Abstract
  1. the Poem
    1. In the Iliad text a consistent thematic (ring-)structure can be found that suggests the following:
      • The poem is an organic unity: there are no superfluous parts.
      • It is an oral composition by one poet. I say this because said structure looks like a framework, a 'map of ideas' for organising and keeping a handle on a large scale composition in memory.
    2. Corresponding parts of this structure are related by likeness or contrast. This can be helpful in the interpretation of the poem.
    3. While mostly regular, some anomalies in the structure may indicate localised expansion or recomposition of the Iliad text.
  2. the Narrative
    1. The poetry has a definite intention: it is persuasive rhetoric.
    2. The narrative is not surface-only. It uses techniques like allegory, parable, example, rewriting of myth, irony to create a second 'hidden' layer of meaning that comments on relevant subjects.
      • The surface layer is literal and works by pathos, the 'hidden' layer is argumentative.
      • The target is the poet's own contemporary world, Ionia, its people and politics.
        • The political subject under discussion being the (failure of) the Ionian migration.
      • Its main source is the preexisting Trojan cycle of myths.
        • A crucial hypothesis here is that the 'abduction of Helen' myth was actively used as a charter myth, a political banner, in Homer's day.
    3. This manner of storytelling and the subject matter of the Iliad suggest an original target audience within the warrior class exclusively ('sympotic language').
  3. the Heroes
    1. The protagonists of the story are not fully 3-dimensional people: they are generic (types).

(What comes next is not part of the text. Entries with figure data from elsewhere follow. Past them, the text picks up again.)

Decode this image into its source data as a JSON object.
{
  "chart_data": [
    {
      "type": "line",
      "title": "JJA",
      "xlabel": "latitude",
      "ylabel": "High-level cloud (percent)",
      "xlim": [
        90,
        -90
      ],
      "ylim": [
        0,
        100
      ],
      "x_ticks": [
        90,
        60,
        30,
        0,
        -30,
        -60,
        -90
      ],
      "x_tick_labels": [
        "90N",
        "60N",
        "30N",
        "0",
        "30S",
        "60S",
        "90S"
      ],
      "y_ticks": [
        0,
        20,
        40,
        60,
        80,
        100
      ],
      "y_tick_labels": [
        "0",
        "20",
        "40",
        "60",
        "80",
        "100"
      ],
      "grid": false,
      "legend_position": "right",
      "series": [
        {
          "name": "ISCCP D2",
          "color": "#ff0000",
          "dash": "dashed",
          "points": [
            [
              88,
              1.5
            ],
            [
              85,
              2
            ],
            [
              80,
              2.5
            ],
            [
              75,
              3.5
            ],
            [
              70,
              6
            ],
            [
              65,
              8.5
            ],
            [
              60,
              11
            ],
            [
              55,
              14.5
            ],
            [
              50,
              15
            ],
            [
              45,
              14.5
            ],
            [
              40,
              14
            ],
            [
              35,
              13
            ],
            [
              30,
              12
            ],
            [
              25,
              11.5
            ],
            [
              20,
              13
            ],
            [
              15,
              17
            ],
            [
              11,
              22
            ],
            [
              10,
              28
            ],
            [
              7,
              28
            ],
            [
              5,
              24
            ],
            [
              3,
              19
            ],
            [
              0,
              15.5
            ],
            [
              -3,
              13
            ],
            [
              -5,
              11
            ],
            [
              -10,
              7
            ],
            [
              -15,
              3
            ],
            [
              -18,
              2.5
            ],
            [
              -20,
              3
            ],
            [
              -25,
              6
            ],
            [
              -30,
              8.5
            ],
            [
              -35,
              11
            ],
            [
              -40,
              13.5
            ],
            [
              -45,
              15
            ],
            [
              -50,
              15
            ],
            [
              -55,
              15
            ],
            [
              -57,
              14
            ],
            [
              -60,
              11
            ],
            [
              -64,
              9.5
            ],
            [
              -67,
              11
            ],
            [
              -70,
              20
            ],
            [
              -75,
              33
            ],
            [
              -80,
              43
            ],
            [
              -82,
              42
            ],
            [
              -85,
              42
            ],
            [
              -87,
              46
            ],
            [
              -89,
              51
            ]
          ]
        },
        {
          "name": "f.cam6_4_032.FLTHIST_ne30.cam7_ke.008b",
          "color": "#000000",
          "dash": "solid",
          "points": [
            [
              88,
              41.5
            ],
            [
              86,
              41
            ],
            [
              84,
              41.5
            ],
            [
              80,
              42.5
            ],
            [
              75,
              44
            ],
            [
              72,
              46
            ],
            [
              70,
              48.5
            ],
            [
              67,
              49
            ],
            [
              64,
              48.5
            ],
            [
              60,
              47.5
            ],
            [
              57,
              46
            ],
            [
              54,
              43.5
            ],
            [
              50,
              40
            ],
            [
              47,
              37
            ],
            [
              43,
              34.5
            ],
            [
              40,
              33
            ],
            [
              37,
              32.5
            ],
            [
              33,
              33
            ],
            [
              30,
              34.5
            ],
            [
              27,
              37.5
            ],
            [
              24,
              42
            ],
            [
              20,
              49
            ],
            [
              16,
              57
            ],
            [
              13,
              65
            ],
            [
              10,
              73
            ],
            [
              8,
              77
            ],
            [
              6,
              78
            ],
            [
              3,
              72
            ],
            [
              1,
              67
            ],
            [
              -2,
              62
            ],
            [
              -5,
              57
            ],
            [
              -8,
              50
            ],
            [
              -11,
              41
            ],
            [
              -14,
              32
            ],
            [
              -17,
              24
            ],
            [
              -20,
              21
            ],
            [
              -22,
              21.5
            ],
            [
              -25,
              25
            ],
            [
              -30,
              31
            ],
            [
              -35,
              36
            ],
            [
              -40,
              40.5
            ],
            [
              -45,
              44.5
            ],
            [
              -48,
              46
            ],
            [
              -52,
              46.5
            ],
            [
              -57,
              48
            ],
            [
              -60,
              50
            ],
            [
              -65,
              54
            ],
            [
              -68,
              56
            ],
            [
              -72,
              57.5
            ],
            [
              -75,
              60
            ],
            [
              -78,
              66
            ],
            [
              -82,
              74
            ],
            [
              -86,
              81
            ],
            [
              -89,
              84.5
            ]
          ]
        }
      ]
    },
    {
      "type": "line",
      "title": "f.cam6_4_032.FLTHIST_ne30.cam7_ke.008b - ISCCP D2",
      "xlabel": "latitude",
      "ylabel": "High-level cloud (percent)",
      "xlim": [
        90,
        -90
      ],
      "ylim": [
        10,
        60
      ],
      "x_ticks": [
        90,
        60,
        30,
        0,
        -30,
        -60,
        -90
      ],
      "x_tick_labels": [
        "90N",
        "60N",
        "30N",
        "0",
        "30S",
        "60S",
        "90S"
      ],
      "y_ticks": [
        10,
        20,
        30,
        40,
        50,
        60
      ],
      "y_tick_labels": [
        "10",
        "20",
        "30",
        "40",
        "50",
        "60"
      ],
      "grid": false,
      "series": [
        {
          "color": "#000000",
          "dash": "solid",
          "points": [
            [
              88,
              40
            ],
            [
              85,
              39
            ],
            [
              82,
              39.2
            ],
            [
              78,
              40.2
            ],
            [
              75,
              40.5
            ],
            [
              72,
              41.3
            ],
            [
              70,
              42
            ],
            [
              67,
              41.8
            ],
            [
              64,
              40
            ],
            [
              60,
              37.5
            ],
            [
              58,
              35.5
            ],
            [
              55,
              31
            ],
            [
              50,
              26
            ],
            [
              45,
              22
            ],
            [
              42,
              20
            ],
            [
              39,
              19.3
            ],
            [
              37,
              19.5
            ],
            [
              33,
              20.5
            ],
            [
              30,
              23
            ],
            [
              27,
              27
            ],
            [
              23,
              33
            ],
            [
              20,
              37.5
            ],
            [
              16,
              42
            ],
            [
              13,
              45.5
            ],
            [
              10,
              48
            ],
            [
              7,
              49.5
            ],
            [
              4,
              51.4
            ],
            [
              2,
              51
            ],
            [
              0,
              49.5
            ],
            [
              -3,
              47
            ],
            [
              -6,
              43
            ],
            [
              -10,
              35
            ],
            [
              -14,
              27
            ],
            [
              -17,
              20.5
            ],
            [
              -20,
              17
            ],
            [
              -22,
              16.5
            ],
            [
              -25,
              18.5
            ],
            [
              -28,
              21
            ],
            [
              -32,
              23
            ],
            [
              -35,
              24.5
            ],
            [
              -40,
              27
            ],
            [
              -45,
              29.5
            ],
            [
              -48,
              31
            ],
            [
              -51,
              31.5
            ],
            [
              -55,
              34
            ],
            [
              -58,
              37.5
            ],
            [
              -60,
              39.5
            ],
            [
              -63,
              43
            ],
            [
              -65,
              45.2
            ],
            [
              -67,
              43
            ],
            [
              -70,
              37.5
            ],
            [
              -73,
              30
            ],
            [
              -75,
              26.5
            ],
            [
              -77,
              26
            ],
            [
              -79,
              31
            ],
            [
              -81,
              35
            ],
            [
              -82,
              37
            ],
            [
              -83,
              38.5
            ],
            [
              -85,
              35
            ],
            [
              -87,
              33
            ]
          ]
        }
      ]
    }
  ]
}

      • Except Hector, the main actual character of the Iliad.
      • The chief heroes of the Achaeans each are 'a partial Achilles' i.e. they each highlight an aspect of our universal hero.
    2. As such, they are about us, the ancient Greek audience (see 2.3). The 'learning curve' of Achilles teaches us the ethics of the polis.
  4. the Gods
    1. Likewise, the pictures of the gods acting and reacting are about us. Homer's gods are powers that move us, make us act as we do...

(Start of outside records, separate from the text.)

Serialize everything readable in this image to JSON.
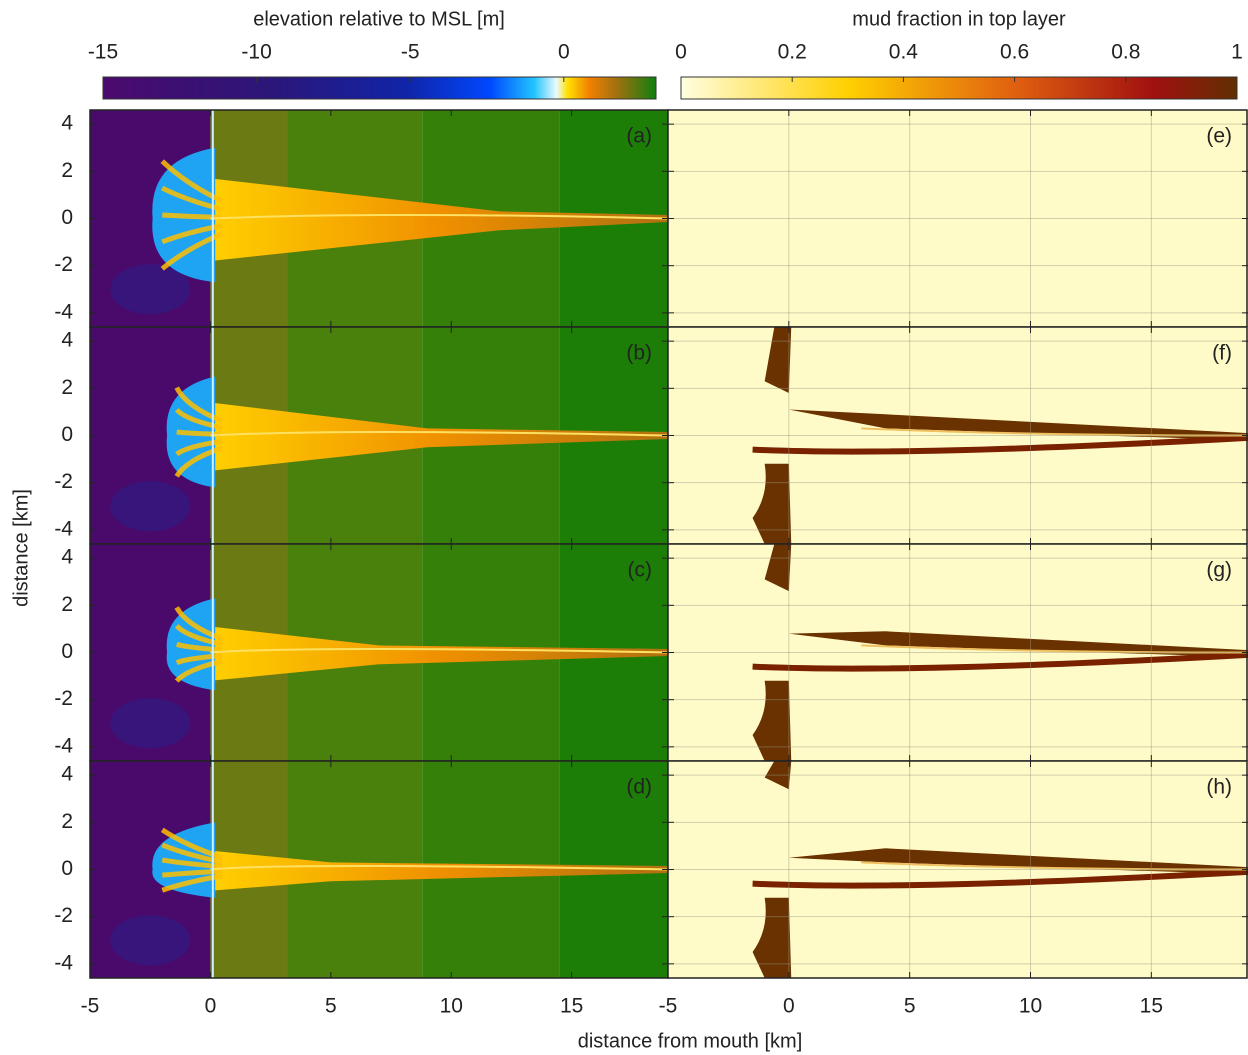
{
  "chart_data": {
    "type": "heatmap",
    "xlabel": "distance from mouth [km]",
    "ylabel": "distance [km]",
    "xlim": [
      -5,
      19
    ],
    "xticks": [
      -5,
      0,
      5,
      10,
      15
    ],
    "ylim": [
      -4.6,
      4.6
    ],
    "yticks": [
      -4,
      -2,
      0,
      2,
      4
    ],
    "grid": true,
    "colorbars": [
      {
        "label": "elevation relative to MSL [m]",
        "lim": [
          -15,
          3
        ],
        "ticks": [
          -15,
          -10,
          -5,
          0
        ]
      },
      {
        "label": "mud fraction in top layer",
        "lim": [
          0,
          1
        ],
        "ticks": [
          0,
          0.2,
          0.4,
          0.6,
          0.8,
          1
        ]
      }
    ],
    "panels": [
      "(a)",
      "(b)",
      "(c)",
      "(d)",
      "(e)",
      "(f)",
      "(g)",
      "(h)"
    ]
  }
}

      • ...subjectively. This implies that in the depiction of the gods there is also focalization (both primary and secondary).
      • In this acting upon us, each of the gods and goddesses act only within their own specific domain. The paradigm for this is the 'Judgement of Paris' myth.
      • So the gods are what we obey. There are two kinds of things that we may obey (or not): rules and desires. Rules are the domain of male gods, desires are the domain of the goddesses.
      • There is a direct line from Homer's view of the gods to Plato's philosophy, especially his 'three parts of the human soul'.
  5. the Poet
    1. If we accept the presence of self-reflection, there are many repeated and/or remarkable themes in both poems which, when taken together, could produce some insight into the life and personality of the poet.
    2. The anonymity of the poems is significant. It should be noted that anonymity and 'not wanting to say one's name' is a frequent topic in the Odyssey ("my name is Nobody").